To assess whether urinary N-acetyl-beta-D-glucosaminidase (NAG) and beta 2-microglobulin (beta 2-MG) levels could be used as predictors of diabetic nephropathy or not, 59 non-insulin-dependent diabetes mellitus (NIDDM) patients were included in our study (31 females, 29 males; mean age 54 +/- 10.1). The control group consisted of 20 healthy non-diabetic subjects (12 males and 8 females; mean age 47 +/- 13.9). The patients in the study group were classified according to the duration of diabetes. In all cases, urinary beta 2-MG levels were measured by specific enzyme immunoassays and urinary NAG enzyme activities were determined by colorimetric methods. The mean urinary NAG level in study group was higher than that of the control group (p < 0.01). It was observed that NAG activity begins to rise in the third year of NIDDM, makes a plateau between 3-10 years, and rapidly increases after the 10th year. No significant difference in NAG activity was found between chemical NIDDM and control groups. No significant difference in beta 2-MG levels was found between study and control groups. The mean NAG activity in patients with early glomerular hyperfiltration was significantly higher than those without early hyperfiltration and control group (p < 0.05), whereas the mean beta 2-MG level was not. As a result, urinary NAG enzyme activity significantly increases, while urinary beta 2-MG level remains unchanged in patients with NIDDM. It was concluded that measurement of urinary NAG enzyme activity may be a good indicator in early diagnosis of diabetic nephropathy.

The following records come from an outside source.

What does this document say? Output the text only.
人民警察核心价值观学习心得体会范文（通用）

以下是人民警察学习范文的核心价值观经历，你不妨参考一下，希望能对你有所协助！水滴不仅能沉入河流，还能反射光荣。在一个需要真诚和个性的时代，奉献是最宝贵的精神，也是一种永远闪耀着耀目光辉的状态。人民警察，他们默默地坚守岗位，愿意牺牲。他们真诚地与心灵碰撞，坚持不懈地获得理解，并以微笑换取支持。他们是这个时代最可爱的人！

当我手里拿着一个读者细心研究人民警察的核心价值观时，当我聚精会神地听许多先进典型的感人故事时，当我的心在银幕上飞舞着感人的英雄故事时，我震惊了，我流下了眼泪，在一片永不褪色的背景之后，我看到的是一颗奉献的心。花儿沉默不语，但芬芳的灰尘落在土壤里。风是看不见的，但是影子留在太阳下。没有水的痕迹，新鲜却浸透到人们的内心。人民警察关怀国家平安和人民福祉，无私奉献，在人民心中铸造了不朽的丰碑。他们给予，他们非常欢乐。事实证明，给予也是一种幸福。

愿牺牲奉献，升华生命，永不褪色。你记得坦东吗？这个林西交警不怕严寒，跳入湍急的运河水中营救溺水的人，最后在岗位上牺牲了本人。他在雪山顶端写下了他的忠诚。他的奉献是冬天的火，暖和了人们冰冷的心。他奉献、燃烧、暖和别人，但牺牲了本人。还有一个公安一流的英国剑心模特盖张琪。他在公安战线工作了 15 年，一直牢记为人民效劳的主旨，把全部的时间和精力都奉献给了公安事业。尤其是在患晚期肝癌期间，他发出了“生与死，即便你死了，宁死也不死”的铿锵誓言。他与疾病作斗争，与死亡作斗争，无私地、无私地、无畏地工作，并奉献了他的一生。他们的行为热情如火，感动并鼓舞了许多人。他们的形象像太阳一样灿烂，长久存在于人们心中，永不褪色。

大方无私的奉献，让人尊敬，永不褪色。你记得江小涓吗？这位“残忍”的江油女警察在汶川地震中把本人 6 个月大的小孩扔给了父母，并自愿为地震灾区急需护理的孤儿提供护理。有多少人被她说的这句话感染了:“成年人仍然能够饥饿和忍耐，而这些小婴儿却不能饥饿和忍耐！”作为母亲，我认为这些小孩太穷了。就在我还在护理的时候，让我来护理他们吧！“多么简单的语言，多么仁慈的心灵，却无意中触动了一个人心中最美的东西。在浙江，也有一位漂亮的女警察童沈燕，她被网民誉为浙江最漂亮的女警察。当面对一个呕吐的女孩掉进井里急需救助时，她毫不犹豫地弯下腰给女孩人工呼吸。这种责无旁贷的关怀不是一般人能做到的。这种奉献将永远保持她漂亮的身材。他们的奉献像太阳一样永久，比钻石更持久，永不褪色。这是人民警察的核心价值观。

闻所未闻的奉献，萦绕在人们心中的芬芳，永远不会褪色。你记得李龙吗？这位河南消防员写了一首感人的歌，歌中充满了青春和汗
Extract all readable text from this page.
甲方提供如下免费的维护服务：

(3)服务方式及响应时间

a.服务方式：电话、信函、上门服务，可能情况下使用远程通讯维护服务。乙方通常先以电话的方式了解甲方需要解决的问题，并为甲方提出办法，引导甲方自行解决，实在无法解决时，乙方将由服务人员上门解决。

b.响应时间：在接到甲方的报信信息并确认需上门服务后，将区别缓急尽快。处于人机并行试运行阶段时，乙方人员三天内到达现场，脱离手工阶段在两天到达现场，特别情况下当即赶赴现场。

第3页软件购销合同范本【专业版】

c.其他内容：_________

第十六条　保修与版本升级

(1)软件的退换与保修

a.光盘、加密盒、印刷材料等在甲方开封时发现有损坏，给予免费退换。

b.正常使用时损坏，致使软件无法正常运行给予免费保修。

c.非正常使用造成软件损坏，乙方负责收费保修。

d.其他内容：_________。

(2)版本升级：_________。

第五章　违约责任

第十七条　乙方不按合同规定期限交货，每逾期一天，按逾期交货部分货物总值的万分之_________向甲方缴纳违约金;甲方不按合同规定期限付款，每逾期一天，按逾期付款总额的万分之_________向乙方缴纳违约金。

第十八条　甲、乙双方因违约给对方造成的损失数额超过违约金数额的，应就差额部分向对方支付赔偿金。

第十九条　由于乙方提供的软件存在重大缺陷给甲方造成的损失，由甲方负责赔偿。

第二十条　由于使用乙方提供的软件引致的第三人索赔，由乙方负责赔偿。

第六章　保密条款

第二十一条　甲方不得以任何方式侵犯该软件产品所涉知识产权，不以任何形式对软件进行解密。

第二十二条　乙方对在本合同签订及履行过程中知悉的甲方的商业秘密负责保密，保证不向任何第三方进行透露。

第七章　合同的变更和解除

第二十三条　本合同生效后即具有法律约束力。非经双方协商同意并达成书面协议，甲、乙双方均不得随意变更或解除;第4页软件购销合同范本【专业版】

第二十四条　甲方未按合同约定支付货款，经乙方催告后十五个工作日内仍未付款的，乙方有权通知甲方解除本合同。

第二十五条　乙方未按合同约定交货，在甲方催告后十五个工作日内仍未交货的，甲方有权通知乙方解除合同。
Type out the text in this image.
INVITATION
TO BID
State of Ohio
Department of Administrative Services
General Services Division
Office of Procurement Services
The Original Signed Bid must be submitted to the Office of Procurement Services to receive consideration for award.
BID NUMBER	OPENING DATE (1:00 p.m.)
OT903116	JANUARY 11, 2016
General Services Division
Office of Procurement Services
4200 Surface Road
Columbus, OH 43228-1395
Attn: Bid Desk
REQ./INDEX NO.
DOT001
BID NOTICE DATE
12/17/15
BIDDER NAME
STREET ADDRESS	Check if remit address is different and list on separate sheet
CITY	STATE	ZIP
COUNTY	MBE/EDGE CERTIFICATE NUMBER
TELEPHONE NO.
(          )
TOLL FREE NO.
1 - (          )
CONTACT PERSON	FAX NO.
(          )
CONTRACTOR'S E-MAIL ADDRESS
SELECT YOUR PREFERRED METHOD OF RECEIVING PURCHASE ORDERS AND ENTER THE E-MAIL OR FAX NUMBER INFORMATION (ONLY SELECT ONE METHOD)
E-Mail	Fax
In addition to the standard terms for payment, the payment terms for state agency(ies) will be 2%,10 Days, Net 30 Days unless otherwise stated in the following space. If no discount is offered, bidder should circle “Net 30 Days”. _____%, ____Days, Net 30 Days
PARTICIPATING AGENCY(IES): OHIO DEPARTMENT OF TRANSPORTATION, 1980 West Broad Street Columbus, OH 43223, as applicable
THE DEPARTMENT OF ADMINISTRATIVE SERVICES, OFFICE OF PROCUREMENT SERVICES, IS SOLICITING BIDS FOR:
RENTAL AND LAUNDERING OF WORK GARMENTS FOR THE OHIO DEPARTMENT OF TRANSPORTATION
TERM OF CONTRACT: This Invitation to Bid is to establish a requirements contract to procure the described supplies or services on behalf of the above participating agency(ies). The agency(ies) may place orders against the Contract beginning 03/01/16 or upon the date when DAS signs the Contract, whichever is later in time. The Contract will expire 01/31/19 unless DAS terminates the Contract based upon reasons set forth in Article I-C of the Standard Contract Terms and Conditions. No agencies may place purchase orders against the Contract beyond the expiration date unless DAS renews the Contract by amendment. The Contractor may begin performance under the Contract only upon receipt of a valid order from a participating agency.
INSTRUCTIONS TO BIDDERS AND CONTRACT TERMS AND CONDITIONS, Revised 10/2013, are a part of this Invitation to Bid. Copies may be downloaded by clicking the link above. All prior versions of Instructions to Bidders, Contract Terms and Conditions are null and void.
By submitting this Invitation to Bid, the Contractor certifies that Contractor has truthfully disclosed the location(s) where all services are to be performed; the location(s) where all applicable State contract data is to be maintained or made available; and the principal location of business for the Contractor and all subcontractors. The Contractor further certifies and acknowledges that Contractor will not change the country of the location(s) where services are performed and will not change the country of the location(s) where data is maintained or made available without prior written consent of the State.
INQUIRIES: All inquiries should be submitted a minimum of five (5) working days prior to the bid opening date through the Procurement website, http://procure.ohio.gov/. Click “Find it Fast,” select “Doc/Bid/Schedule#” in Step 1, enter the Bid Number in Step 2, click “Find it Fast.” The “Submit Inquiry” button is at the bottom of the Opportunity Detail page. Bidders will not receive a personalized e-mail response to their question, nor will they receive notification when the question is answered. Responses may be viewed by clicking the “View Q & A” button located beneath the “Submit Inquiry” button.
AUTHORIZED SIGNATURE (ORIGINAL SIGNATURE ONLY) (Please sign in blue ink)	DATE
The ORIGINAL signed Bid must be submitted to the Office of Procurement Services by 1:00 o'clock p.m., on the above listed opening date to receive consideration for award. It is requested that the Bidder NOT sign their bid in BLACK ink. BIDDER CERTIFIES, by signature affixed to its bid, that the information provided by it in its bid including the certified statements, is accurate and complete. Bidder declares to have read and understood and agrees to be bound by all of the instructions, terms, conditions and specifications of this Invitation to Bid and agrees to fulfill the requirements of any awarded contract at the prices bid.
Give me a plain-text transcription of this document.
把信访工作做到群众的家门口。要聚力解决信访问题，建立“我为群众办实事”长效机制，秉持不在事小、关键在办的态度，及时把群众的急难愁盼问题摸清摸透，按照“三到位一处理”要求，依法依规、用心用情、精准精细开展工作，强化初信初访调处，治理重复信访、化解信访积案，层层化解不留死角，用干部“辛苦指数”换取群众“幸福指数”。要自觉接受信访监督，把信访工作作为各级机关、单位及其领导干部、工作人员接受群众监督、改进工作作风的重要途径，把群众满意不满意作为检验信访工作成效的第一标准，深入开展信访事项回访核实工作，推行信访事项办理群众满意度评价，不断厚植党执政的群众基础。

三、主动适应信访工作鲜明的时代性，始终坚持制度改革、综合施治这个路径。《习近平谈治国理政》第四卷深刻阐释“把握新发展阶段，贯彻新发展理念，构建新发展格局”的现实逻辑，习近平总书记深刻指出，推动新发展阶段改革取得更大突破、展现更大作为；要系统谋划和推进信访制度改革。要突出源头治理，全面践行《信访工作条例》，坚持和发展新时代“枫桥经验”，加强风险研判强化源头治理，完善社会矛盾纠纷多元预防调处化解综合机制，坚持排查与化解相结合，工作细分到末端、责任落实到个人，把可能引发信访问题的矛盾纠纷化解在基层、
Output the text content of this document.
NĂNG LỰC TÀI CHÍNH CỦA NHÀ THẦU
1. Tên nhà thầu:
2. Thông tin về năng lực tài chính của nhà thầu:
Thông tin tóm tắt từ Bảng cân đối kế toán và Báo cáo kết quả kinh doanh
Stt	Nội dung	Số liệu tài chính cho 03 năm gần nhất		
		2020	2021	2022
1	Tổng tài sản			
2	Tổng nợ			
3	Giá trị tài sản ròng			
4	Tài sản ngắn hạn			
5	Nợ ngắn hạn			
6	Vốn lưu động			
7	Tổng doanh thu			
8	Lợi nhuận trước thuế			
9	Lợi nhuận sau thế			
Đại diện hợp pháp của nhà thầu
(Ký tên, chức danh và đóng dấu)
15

为了评估尿N-乙酰-β-D-氨基葡萄糖苷酶(NAG)和β2-微球蛋白(β2-MG)水平是否可作为糖尿病肾病的预测指标,我们纳入了59例非胰岛素依赖型糖尿病(NIDDM)患者(31例女性,29例男性;平均年龄54±10.1岁)进行研究。对照组由20名健康非糖尿病受试者组成(12例男性和8例女性;平均年龄47±13.9岁)。研究组患者根据糖尿病病程进行分类。所有病例中,尿β2-MG水平通过特异性酶免疫测定法测量,尿NAG酶活性通过比色法测定。研究组尿NAG平均水平高于对照组(p<0.01)。观察到NAG活性在NIDDM第三年开始升高,在3至10年之间趋于平稳,在第10年后迅速增加。化学性NIDDM组与对照组之间NAG活性无显著差异。研究组与对照组之间β2-MG水平无显著差异。早期肾小球高滤过患者的平均NAG活性显著高于无早期高滤过患者及对照组(p<0.05),而平均β2-MG水平则不然。结果,NIDDM患者尿NAG酶活性显著增加,而尿β2-MG水平保持不变。得出的结论是,测定尿NAG酶活性可能是糖尿病肾病早期诊断的一个良好指标。